Evlenmeleri de ayrı bir problemdi. Evlerine
bir papaz çağırmaları gerekecekti ki Santa
gibi gerçek Müslüman yaşamayan bölgelerde
zor olmayan bu iş bir kaç kuşak önce İslama
samimiyetle geçmiş köylülerle birlikte
yaşanan bölgelerde tehlikeliydi: O dönemde
bir Müslüman evine papaz girdiğinin
görülmesi tüm ailenin hayatına mal
olabilirdi.
1839 Tanzimat Fermanı'na dek bir Müslümanın
Hristiyan olması yani mürtedliğin cezası
İslam hukukuna göre tövbe etmezse
tartışmasız ölümdür.
Bohemyalı gezgin
Dernschwam, "İstanbul ve Anadolu’ya Seyahat"

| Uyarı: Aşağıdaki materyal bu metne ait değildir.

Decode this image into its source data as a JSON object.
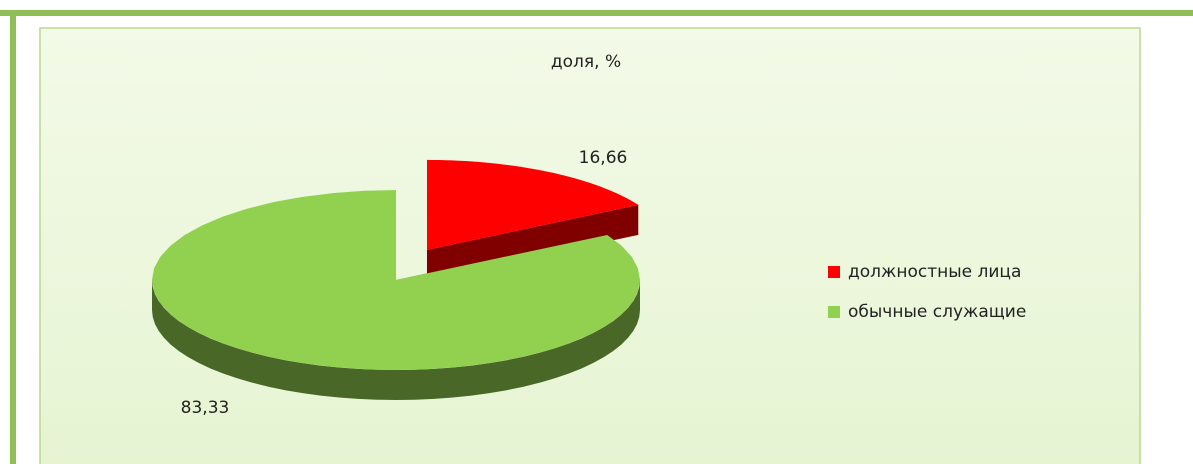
{
  "chart_data": {
    "type": "pie",
    "title": "доля, %",
    "categories": [
      "должностные лица",
      "обычные служащие"
    ],
    "values": [
      16.66,
      83.33
    ],
    "value_labels": [
      "16,66",
      "83,33"
    ],
    "colors": [
      "#ff0000",
      "#92d050"
    ],
    "legend": "right"
  }
}
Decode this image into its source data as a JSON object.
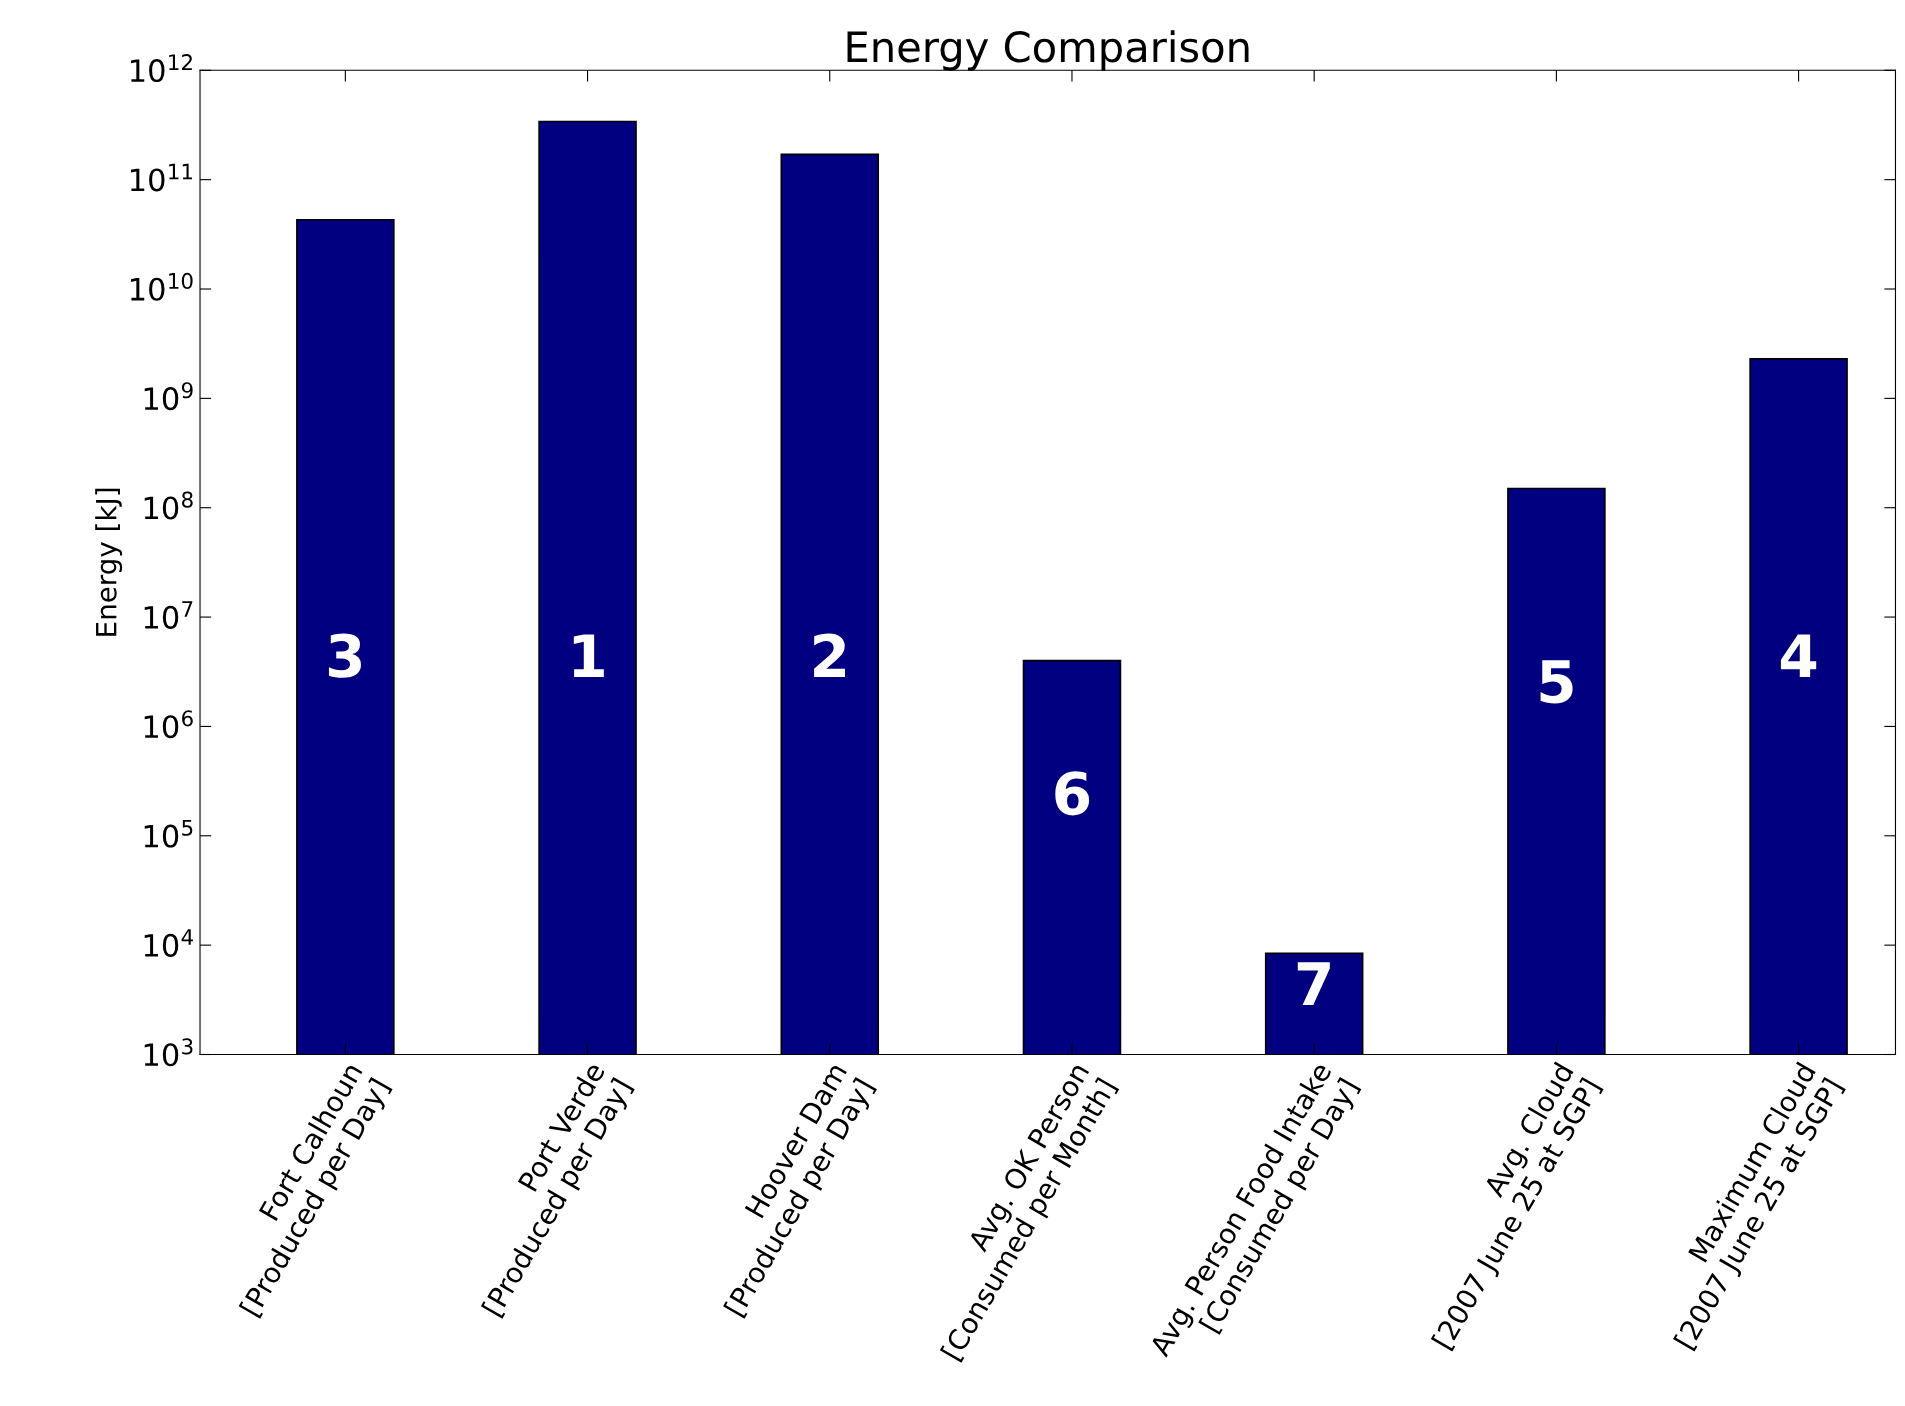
{
  "chart_data": {
    "type": "bar",
    "title": "Energy Comparison",
    "ylabel": "Energy [kJ]",
    "categories": [
      "Fort Calhoun\n[Produced per Day]",
      "Port Verde\n[Produced per Day]",
      "Hoover Dam\n[Produced per Day]",
      "Avg. OK Person\n[Consumed per Month]",
      "Avg. Person Food Intake\n[Consumed per Day]",
      "Avg. Cloud\n[2007 June 25 at SGP]",
      "Maximum Cloud\n[2007 June 25 at SGP]"
    ],
    "values": [
      43000000000,
      340000000000,
      170000000000,
      4000000,
      8400,
      150000000,
      2300000000
    ],
    "color": "#000080",
    "log": "y",
    "ylim": [
      1000,
      1000000000000
    ],
    "yticks": [
      {
        "value": 1000,
        "label": "10$^{3}$"
      },
      {
        "value": 10000,
        "label": "10$^{4}$"
      },
      {
        "value": 100000,
        "label": "10$^{5}$"
      },
      {
        "value": 1000000,
        "label": "10$^{6}$"
      },
      {
        "value": 10000000,
        "label": "10$^{7}$"
      },
      {
        "value": 100000000,
        "label": "10$^{8}$"
      },
      {
        "value": 1000000000,
        "label": "10$^{9}$"
      },
      {
        "value": 10000000000,
        "label": "10$^{10}$"
      },
      {
        "value": 100000000000,
        "label": "10$^{11}$"
      },
      {
        "value": 1000000000000,
        "label": "10$^{12}$"
      }
    ],
    "grid": false,
    "annotations": [
      "3",
      "1",
      "2",
      "6",
      "7",
      "5",
      "4"
    ]
  }
}
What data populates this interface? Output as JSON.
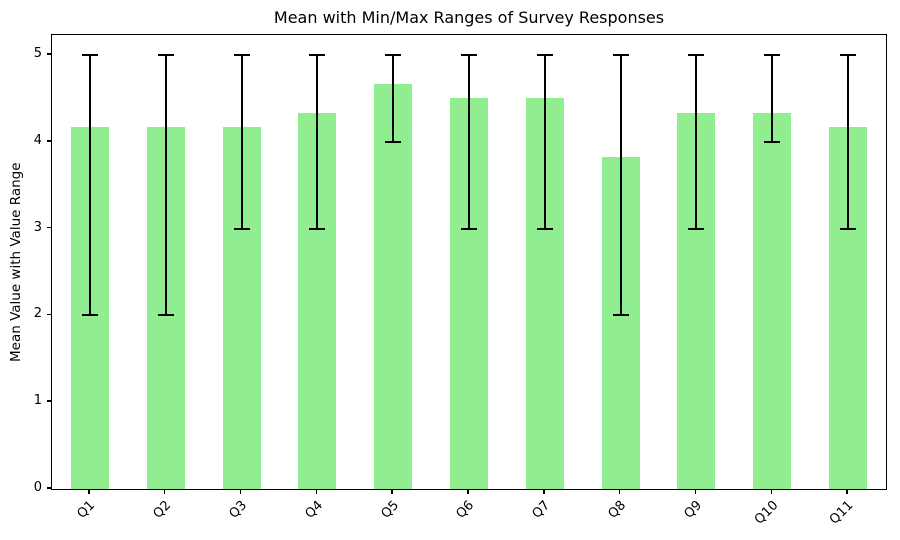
{
  "chart_data": {
    "type": "bar",
    "title": "Mean with Min/Max Ranges of Survey Responses",
    "ylabel": "Mean Value with Value Range",
    "categories": [
      "Q1",
      "Q2",
      "Q3",
      "Q4",
      "Q5",
      "Q6",
      "Q7",
      "Q8",
      "Q9",
      "Q10",
      "Q11"
    ],
    "series": [
      {
        "name": "Mean",
        "values": [
          4.17,
          4.17,
          4.17,
          4.33,
          4.67,
          4.5,
          4.5,
          3.83,
          4.33,
          4.33,
          4.17
        ]
      }
    ],
    "error_min": [
      2,
      2,
      3,
      3,
      4,
      3,
      3,
      2,
      3,
      4,
      3
    ],
    "error_max": [
      5,
      5,
      5,
      5,
      5,
      5,
      5,
      5,
      5,
      5,
      5
    ],
    "yticks": [
      "0",
      "1",
      "2",
      "3",
      "4",
      "5"
    ],
    "ylim": [
      0,
      5.23
    ],
    "xtick_rotation_deg": 45,
    "grid": "off",
    "legend": "none",
    "bar_color": "#90EE90",
    "error_color": "#000000",
    "axis_color": "#000000",
    "background_color": "#FFFFFF"
  }
}
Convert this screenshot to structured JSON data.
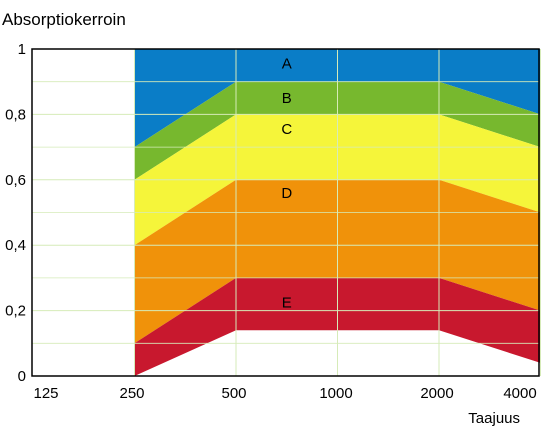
{
  "chart_data": {
    "type": "area",
    "ylabel": "Absorptiokerroin",
    "xlabel": "Taajuus",
    "x_categories": [
      "125",
      "250",
      "500",
      "1000",
      "2000",
      "4000"
    ],
    "y_ticks": [
      {
        "value": 0,
        "label": "0"
      },
      {
        "value": 0.2,
        "label": "0,2"
      },
      {
        "value": 0.4,
        "label": "0,4"
      },
      {
        "value": 0.6,
        "label": "0,6"
      },
      {
        "value": 0.8,
        "label": "0,8"
      },
      {
        "value": 1,
        "label": "1"
      }
    ],
    "ylim": [
      0,
      1
    ],
    "grid": true,
    "band_x": [
      1,
      2,
      4,
      5
    ],
    "boundaries": [
      [
        0.7,
        0.9,
        0.9,
        0.8
      ],
      [
        0.6,
        0.8,
        0.8,
        0.7
      ],
      [
        0.4,
        0.6,
        0.6,
        0.5
      ],
      [
        0.1,
        0.3,
        0.3,
        0.2
      ],
      [
        0.0,
        0.14,
        0.14,
        0.04
      ]
    ],
    "bands": [
      {
        "label": "A",
        "color": "#0a7dc7",
        "label_x": 2.5,
        "label_y": 0.955
      },
      {
        "label": "B",
        "color": "#77b82e",
        "label_x": 2.5,
        "label_y": 0.85
      },
      {
        "label": "C",
        "color": "#f5f53a",
        "label_x": 2.5,
        "label_y": 0.755
      },
      {
        "label": "D",
        "color": "#f0920a",
        "label_x": 2.5,
        "label_y": 0.56
      },
      {
        "label": "E",
        "color": "#c8182e",
        "label_x": 2.5,
        "label_y": 0.225
      }
    ]
  }
}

adlı eserinde 14 Şubat 1550 tarihinde
İstanbul’da Müslüman olmuş bir Rum’un
gizlice eski dinini yaşadığı açığa
çıktığında At Meydanı’nda canlı canlı
yakıldığını bildirmiştir. Asafi Dal Mehmed
Çelebi’nin Şecaatname adlı eserinde,
Özdemiroğlu
Asaf Paşa’nın İran’a düzenlediği sefer
sırasında mürtedi olan bir Rum'un kadıya
bile başvurulmadan yakılarak öldürülmesi
anlatılmakta hatta insan yakma cezasını
gösteren bir minyatür de yeralmaktadır.
Gizli Hristiyanlar, 18 Şubat 1856 tarihinde
Abdülmecit’in Paris anlaşmasını imzalaması,
arkasından 30 Mart’ta Hatt-ı Hümayun'un
gelmesi, Petros Savvas Sidderopoulos adlı
bir Rum'un 14 Mayıs'da Hristiyan olduğunu
açıklamasına rağmen canına kastedilmemesinin
verdiği güven duygusuyla durumlarını
açıklayarak resmen Hristiyan olarak kabül
edilmelerini sağlamak istemişlerdir. Mart
1857'de Trabzon Kızlar (Panagia
Theoskepastos) Manastırı’nda toplanan 44
Ortodoks rahibi 15 Temmuz 1857 günü
Kromlular'ın Hristiyan olduklarını duyurmak,
Avrupalı ülkelere durumlarını anlatmak için
Trabzon'da Vice-konsül F. Stevens
aracılığıyla İstanbul’daki İngiliz
büyükelçiliğine başvurmuşlardır. Stevens,
Kromni, Argyropolis, Santa ve Hapsiköy'de 55
köyde yaptığı araştırmada 9.533 Müslüman,
17.200 Gizli Hristiyan ile 28.960 Hristiyan
yaşadığını belirlemiş olup, konuyla ilgili
tüm belgeler bugün Londra’daki Foreign
Office Arşivi’nde saklanmaktadır. Uzun
süredir İslam bilinen Kromluların dağdan
inerek Trabzon Uzun Sokak'ta bulunan İngiliz
elçiliğine gelmesi ve durumlarını açıklaması
hayretle karşılanmış, "Uzun Sokak çamur oldi/
Kromlilar gâvur oldu" deyişinde olduğu gibi
folklorik etkileri bugüne dek ulaşmıştır.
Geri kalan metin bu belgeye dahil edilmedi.